A vocation, a calling, and a path forward
Pictured above: Meet my handsome grandson, Ryder Christian Owens. Born August 22 (7 lb. 14 oz.) to Mike and Angel Owens.
Here’s a life lesson: When you decide to take a sabbatical, it’s not like stepping into a world of simple freedom like you might assume. I’ve learned that over recent months. And it deserves to be shared with everyone, whatever your goals might be.
Early on and through out my journey of taking some time off, I’ve received invitations to speak, travel for engagements, join advisory boards, address groups on Zoom in the pandemic and more. My natural instinct is to try and say yes. Obviously, I don’t have any conflicts, right? I’m on sabbatical. Furthermore, I’ve always told myself that if my contribution could positively impact even a single person on the receiving end, then maybe it’s worth doing.
But the more I looked at my calendar and what I intended for this time in my life, the more I am torn between automatically accepting these nice offers and remaining committed to some legitimate time away.
I also had the good fortune of being on a spiritual retreat with Father Albert Hasse early in my sabbatical when I was facing this predicament. He’s such a cool priest – the kind of advisor who will hear your confession and take time afterwards to talk and listen even further.
I turned to Fr. Hasse with my dilemma one day and asked him, “What am I being called to do?”
I described my internal struggle in great detail. I also shared why this sabbatical felt like the right thing for me to be doing.
In return, he did the most important thing I could ask for: He listened. (This is a very important skillset in my own personal Code of Values!)
Then he told me, “You’ve got a true vocation, Dina. You are a wife, a daughter with an elderly mother who needs extra care, a mother to your own children, and now a grandmother. You have to ask yourself: What could be more important than these vocations?”
A special moment with great grandma.
Millie loves her cousin.
In response to doing other things at this time, he said, “An honest ‘no’ has more integrity than a stretched ‘yes.’”

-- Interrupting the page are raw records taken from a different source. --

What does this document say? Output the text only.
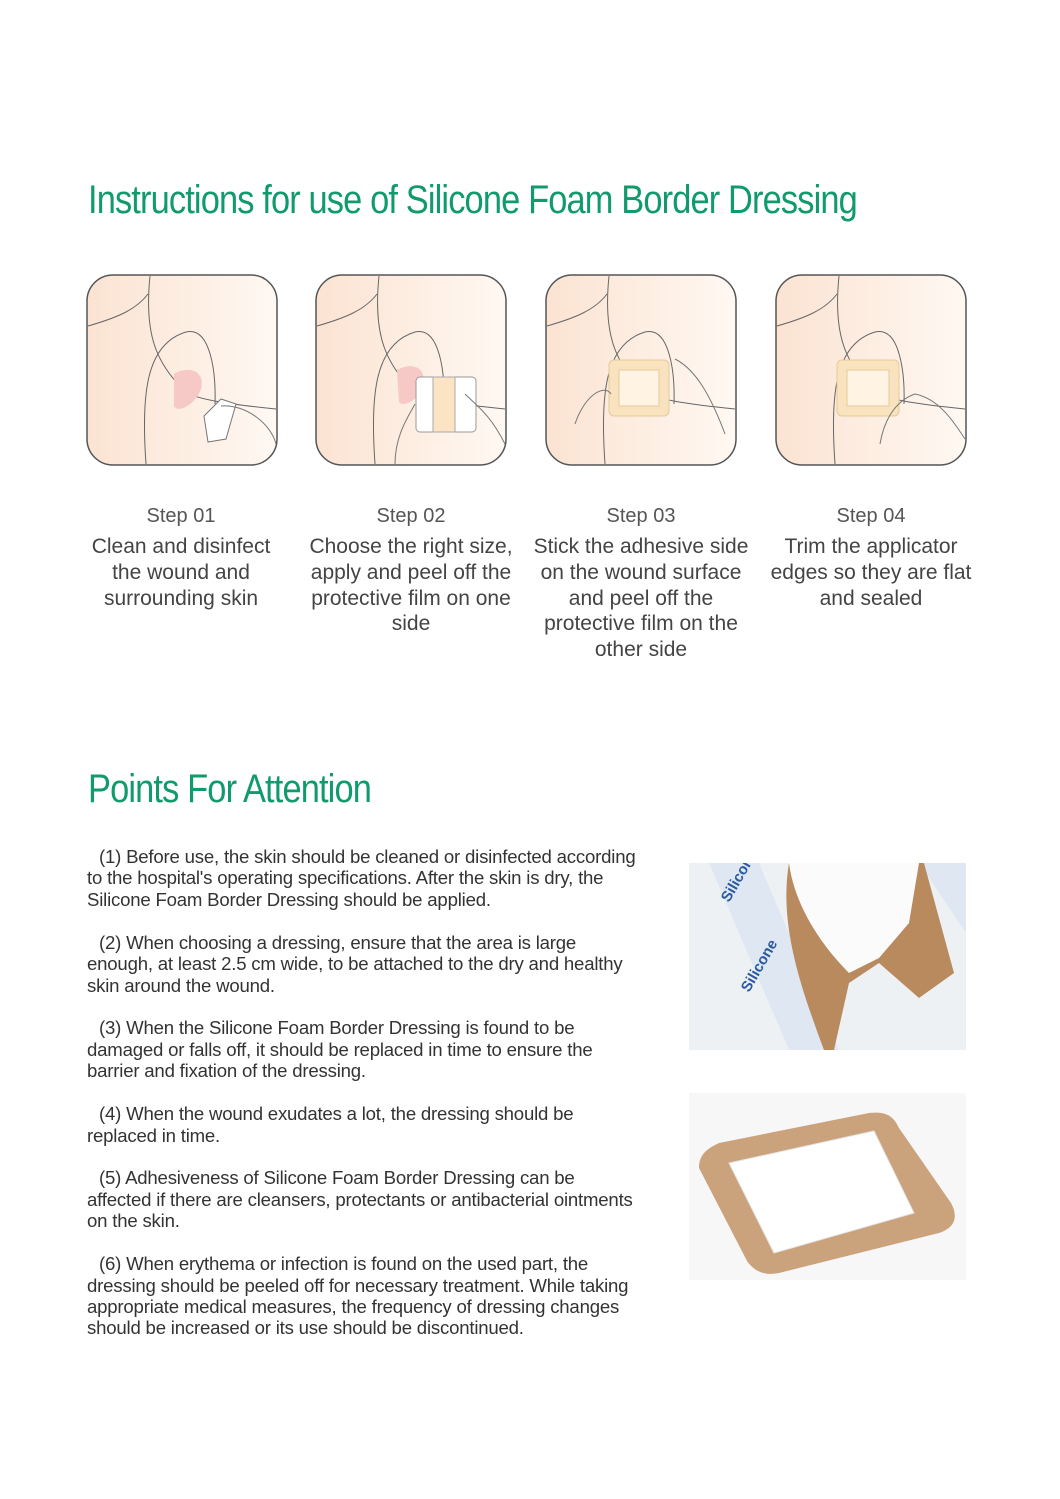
Instructions for use of Silicone Foam Border Dressing
Step 01
Clean and disinfect the wound and surrounding skin
Step 02
Choose the right size, apply and peel off the protective film on one side
Step 03
Stick the adhesive side on the wound surface and peel off the protective film on the other side
Step 04
Trim the applicator edges so they are flat and sealed
Points For Attention

(1) Before use, the skin should be cleaned or disinfected according to the hospital's operating specifications. After the skin is dry, the Silicone Foam Border Dressing should be applied.

(2) When choosing a dressing, ensure that the area is large enough, at least 2.5 cm wide, to be attached to the dry and healthy skin around the wound.

(3) When the Silicone Foam Border Dressing is found to be damaged or falls off, it should be replaced in time to ensure the barrier and fixation of the dressing.

(4) When the wound exudates a lot, the dressing should be replaced in time.

(5) Adhesiveness of Silicone Foam Border Dressing can be affected if there are cleansers, protectants or antibacterial ointments on the skin.

(6) When erythema or infection is found on the used part, the dressing should be peeled off for necessary treatment. While taking appropriate medical measures, the frequency of dressing changes should be increased or its use should be discontinued.

Silicone
Silicone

His words were so inviting, so peaceful…and so right! His response fit with my values, and it was freeing, even though I knew it wouldn’t be entirely easy.
I’ve always known how important it is to spend time with my family. And I’ve always had a goal that if I cannot say yes to somebody, I will try to provide a referral to someone else. In most cases, those individuals are even better for the occasion than me.
That same mindset should apply to being on sabbatical too. Just because I’m not working in the conventional sense, doesn’t mean I’m not doing the most important work of my life right now in my own journey.
I look at the time I’ve had with my family in recent months, and it’s powerful to see the memories we are making together. I’ve gone fishing with my husband and enjoyed unplugging from the outside world like never before. I’ve been hiking with my daughter and daughter-in-law for girl time that we can cherish forever. And recent days are extra special with two people – my granddaughter and my mother – on opposite ends of the life spectrum. And now enjoying more time with my son and my new grandson.
My time with my mother as her memory starts to fade is more precious by the second. I know it’s time I will never get back. My time with my granddaughter and now my grandson who has just arrived, where everything they do is “a first,” is equally momentous. Through them I also see what I may have missed in years past. Maybe I missed my own son or daughter achieving “a first” while I was working. I know that I missed many hours and days with my own father when he passed away much too soon.
Today is a fantastic time to forge a new path. And I am empowered to do so when I remind myself that “an honest ‘no’ has more integrity than a stretched ‘yes’” to outside things.
As summer vacation season winds down and hectic schedules resume (even remotely and online), I hope you have made lasting memories with those you love as well. And I encourage everyone to keep carving out time for the special and most important vocations of motherhood, fatherhood, grandparenthood, friendship and more in every possible way on the road ahead.